Les élites n’embrayent plus sur la réalité
Un fossé a donc commencé à séparer les gens au pouvoir, dans chaque pays d’Europe et au sein des instances européennes, de la masse d’une population qui n’avait pas besoin d’avoir fait de grandes études pour comprendre que les élites n’embrayaient plus sur la réalité. Qu’elles semblaient se contenter de subir. Que chaque nouveauté n’était que l’habillage d’un recul. Il n’est donc pas étonnant que les partis qui portaient cette part de rêve de lendemains meilleurs s’en trouvent décrédibilisés. Et que l’espérance européenne se soit, pour certains, transformée en cauchemar. Si rien ne se passe, nous assisterions ainsi à des formes inédites de la dislocation du fruit des efforts de trois générations. Certains peuvent s’en réjouir. D’abord, parmi ceux pour lesquels cet équilibre caractéristique de l’Europe entre marché et solidarité était de toute façon trop pesant. Un handicap pour aller plus loin, plus vite, sans entraves, fut-ce au prix de l’explosion d’inégalités, qui ne seraient que dans la nature des choses.
Mais cette dislocation a aussi ses adeptes parmi ceux, à gauche comme à droite, qui sacralisent la Nation comme la borne indépassable de toute action publique légitime. Ce qu’elle était en effet devenue depuis la fin du XVIIIe siècle et surtout à partir du XIXe siècle. Soit que la Nation soit pour eux l’espace exclusif où la citoyenneté peut s’exercer pleinement, soit qu’elle soit plus simplement le seul rempart d’une identité menacée. L’alliance des deux groupes autour du concept de souveraineté pouvant, bien sûr, se faire le temps de tout casser pour exploser ensuite. Trop tard pour revenir en arrière.
Mesurer l’importance de ce qui est commun aux Européens
La question initiale posée par ce livre prend alors tout son sens. Car y répondre, y trouver une explication mais aussi une solution, une issue, c’est intervenir enfin au cœur de l’engrenage implacable qui s’est mis en place et qui broie les meilleures volontés.
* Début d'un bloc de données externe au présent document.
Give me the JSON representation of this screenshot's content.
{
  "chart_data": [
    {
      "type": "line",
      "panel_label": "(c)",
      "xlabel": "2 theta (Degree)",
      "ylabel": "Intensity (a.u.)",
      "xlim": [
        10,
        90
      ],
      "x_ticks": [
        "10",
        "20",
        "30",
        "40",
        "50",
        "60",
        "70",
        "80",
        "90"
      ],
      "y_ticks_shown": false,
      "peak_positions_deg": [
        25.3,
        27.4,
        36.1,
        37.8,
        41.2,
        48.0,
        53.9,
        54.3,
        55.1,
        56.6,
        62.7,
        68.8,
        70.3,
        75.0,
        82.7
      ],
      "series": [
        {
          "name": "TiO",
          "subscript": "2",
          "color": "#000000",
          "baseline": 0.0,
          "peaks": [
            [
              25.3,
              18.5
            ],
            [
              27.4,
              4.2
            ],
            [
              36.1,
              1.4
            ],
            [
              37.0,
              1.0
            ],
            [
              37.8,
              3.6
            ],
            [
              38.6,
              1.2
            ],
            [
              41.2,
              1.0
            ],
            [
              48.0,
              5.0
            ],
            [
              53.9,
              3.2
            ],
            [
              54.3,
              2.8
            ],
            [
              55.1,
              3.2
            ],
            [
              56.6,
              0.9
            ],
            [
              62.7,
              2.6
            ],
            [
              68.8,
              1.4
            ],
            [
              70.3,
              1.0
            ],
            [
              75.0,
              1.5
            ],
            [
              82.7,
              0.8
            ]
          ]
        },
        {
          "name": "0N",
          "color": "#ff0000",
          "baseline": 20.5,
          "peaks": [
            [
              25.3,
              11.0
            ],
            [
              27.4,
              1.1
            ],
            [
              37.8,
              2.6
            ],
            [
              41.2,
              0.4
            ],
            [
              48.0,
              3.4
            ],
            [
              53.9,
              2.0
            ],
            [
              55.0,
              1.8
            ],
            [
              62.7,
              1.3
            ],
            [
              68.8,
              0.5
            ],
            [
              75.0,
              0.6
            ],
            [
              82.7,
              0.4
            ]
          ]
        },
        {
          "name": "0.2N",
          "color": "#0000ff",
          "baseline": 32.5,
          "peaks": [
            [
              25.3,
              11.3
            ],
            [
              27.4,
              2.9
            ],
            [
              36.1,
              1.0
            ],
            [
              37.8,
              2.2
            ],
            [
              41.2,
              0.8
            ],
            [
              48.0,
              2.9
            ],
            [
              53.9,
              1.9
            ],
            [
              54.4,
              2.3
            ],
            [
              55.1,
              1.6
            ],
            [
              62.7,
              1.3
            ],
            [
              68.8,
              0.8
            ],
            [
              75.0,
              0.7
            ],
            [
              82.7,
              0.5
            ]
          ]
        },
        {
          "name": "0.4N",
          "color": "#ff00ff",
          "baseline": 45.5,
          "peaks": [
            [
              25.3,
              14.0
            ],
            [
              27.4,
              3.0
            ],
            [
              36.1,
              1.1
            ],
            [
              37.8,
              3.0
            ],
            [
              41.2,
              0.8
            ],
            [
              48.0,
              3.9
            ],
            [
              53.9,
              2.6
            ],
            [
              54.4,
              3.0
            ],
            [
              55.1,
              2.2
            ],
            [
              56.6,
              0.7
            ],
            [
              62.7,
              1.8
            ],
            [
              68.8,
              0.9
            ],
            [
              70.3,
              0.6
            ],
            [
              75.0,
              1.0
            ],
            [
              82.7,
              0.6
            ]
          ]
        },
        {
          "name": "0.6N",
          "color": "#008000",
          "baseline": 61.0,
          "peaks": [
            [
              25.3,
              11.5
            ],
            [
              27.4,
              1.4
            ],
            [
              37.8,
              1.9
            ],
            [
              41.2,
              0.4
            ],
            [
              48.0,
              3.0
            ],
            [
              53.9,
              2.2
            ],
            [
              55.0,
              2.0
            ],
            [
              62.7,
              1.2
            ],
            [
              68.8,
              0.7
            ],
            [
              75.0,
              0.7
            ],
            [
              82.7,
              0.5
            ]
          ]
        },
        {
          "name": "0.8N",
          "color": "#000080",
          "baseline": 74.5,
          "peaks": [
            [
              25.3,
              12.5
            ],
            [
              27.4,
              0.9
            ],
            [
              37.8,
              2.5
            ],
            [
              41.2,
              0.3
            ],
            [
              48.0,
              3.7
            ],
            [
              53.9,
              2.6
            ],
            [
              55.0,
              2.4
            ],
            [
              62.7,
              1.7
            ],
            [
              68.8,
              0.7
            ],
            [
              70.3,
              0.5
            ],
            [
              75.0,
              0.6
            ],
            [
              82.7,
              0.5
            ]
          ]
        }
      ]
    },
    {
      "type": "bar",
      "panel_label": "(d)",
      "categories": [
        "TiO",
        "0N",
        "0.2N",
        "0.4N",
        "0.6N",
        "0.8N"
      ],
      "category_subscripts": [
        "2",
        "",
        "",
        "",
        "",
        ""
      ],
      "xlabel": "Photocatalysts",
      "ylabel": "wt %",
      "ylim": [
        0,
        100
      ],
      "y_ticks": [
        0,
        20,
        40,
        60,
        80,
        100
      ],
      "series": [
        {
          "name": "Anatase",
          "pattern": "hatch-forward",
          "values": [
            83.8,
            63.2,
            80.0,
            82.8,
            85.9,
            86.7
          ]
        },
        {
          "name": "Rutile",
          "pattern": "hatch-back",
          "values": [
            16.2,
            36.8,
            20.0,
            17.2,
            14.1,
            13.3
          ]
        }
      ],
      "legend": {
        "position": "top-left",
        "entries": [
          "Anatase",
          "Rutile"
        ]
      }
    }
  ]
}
C’est le stopper net, réorienter la course, autrement qu’elle n’était peut-être, sans doute ; et aller de l’avant, échapper à la spirale destructrice qui semble tout happer de ce que nous avons mis des décennies à bâtir. Il ne s’agit donc pas ici d’élaborer un programme politique, mais bien, en amont, d’essayer tant qu’il en est encore temps, de comprendre comment chacun de nos pays s’est constitué. De savoir quel est notre imaginaire commun et respectif. Car d’où l’on vient indiquera où l’on va, où l’on peut aller et à quel prix, imposera des corrections qui permettront, non de disparaître, mais justement de continuer notre course parmi les nations.